Efficient Computation of Steady States of Logical Models of Biological Systems

Logical models have been used to model biological systems and have significant applications to carry as much as possible qualitative information out from the system. Although the logical models have a relatively simple structure, but their analysis is not a trivial work at all. In this paper, we provide an efficient algorithm due to the novel computer algebraic tools to find steady states of a logical model. It is worth noting that the computer algebraic techniques are already employed to solve this problem, however their approach needs many evaluations of parameters which increases the volume of computations. More precisely, it needs 2^p computations of Gröbner basis where p is a prime number greater than all maximum expression level of nodes in the logical model. In our method, there is no need to several evaluation of parameters, as all possible cases will be analyzed at once and it needs to compute just one comprehensive Gröbner system.
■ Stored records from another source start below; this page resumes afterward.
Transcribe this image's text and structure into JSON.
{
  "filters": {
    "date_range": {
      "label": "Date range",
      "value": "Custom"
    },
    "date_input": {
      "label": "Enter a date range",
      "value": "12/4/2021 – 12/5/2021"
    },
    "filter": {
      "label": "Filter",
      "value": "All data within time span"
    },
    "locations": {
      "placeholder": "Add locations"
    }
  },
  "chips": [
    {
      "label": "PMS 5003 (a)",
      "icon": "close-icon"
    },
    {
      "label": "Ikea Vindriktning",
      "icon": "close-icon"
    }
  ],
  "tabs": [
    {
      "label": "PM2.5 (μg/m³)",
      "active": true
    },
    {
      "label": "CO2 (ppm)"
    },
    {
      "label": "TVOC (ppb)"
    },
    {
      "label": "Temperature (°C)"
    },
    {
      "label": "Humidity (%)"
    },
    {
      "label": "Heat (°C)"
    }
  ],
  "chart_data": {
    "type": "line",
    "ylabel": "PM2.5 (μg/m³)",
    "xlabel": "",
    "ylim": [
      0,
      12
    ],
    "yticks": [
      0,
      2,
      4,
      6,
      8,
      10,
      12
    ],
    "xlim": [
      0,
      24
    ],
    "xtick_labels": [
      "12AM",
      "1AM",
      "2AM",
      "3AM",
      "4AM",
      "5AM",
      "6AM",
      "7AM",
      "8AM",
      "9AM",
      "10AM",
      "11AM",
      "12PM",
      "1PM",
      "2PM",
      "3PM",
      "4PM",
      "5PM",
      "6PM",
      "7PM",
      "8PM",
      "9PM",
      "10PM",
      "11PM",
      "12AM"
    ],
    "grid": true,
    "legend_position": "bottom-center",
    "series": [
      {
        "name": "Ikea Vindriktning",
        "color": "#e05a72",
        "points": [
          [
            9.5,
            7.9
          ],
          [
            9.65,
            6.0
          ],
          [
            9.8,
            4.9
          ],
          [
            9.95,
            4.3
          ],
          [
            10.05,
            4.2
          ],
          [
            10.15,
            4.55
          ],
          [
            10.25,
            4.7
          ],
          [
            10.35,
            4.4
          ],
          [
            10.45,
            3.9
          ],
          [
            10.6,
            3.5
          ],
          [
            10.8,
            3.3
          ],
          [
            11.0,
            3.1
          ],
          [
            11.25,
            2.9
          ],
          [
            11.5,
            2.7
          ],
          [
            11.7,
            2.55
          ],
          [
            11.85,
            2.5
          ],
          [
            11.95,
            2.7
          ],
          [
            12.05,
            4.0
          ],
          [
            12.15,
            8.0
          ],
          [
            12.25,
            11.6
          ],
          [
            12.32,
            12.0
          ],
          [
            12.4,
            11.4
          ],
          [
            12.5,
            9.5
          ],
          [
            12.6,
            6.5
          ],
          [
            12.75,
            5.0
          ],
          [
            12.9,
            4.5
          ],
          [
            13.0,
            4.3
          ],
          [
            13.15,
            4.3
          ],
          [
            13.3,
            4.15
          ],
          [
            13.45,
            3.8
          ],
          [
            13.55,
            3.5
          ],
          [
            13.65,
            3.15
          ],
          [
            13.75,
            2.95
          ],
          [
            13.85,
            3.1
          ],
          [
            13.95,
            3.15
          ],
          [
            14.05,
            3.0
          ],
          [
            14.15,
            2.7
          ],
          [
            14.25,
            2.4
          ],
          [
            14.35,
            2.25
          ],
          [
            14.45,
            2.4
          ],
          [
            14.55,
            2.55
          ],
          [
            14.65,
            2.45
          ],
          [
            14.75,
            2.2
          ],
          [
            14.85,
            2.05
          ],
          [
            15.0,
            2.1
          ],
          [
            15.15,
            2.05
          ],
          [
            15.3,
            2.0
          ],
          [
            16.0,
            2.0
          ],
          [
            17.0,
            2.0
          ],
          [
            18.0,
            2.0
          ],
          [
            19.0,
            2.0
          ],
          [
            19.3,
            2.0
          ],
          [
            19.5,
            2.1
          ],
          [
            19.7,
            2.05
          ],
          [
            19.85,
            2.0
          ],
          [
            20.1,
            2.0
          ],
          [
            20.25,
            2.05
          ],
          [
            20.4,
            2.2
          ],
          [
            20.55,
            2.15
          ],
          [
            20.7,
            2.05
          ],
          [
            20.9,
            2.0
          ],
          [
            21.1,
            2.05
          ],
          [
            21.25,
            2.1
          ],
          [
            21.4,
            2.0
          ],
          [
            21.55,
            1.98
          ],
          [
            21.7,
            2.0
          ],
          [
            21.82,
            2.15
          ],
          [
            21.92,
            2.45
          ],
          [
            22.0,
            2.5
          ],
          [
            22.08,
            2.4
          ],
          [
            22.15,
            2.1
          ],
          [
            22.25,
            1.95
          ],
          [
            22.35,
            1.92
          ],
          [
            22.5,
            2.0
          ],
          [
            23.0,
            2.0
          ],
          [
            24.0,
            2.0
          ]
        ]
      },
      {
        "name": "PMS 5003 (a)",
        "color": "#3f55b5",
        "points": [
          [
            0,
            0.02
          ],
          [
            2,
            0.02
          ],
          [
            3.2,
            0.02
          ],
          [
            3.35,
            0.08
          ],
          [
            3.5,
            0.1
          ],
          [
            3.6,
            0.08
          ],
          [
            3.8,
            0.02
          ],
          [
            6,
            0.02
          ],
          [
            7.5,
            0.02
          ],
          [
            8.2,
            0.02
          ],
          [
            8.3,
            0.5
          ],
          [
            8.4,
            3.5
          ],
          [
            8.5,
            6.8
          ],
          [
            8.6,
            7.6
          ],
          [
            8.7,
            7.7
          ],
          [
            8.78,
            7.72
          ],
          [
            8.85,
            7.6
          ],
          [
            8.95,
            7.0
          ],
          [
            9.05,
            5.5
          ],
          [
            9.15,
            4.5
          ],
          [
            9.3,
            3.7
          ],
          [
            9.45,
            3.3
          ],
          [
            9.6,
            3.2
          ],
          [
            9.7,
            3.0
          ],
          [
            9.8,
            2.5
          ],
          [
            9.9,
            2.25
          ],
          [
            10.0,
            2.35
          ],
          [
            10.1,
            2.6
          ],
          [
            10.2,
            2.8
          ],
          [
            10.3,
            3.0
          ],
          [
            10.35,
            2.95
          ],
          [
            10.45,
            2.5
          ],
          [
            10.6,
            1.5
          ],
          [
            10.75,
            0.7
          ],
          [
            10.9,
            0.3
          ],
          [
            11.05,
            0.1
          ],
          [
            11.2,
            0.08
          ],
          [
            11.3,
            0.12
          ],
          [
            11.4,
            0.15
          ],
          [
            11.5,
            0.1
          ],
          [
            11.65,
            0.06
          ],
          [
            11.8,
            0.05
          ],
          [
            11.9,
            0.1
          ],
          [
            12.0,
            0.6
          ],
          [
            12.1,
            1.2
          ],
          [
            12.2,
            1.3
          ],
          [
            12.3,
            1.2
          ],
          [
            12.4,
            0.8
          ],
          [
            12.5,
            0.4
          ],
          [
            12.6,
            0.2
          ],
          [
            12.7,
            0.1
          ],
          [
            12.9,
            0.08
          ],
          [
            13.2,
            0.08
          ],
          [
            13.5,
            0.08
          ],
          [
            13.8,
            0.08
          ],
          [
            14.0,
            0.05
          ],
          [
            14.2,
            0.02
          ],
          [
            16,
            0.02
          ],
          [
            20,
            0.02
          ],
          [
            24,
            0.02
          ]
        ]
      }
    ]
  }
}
The efficiency of our method comes from the advantages and notable properties of comprehensive Gröbner system which is a novel computational tool in the context of computer algebra. The application of comprehensive Gröbner system is in fact, the analysis of a system of polynomial equations in which the coefficients contain some parameters. By applying comprehensive Gröbner systems, one can detect all cases for which a polynomial system has any solutions and provide all of the solutions. There are also a number of efficient algorithms and implementations to compute comprehensive Gröbner systems.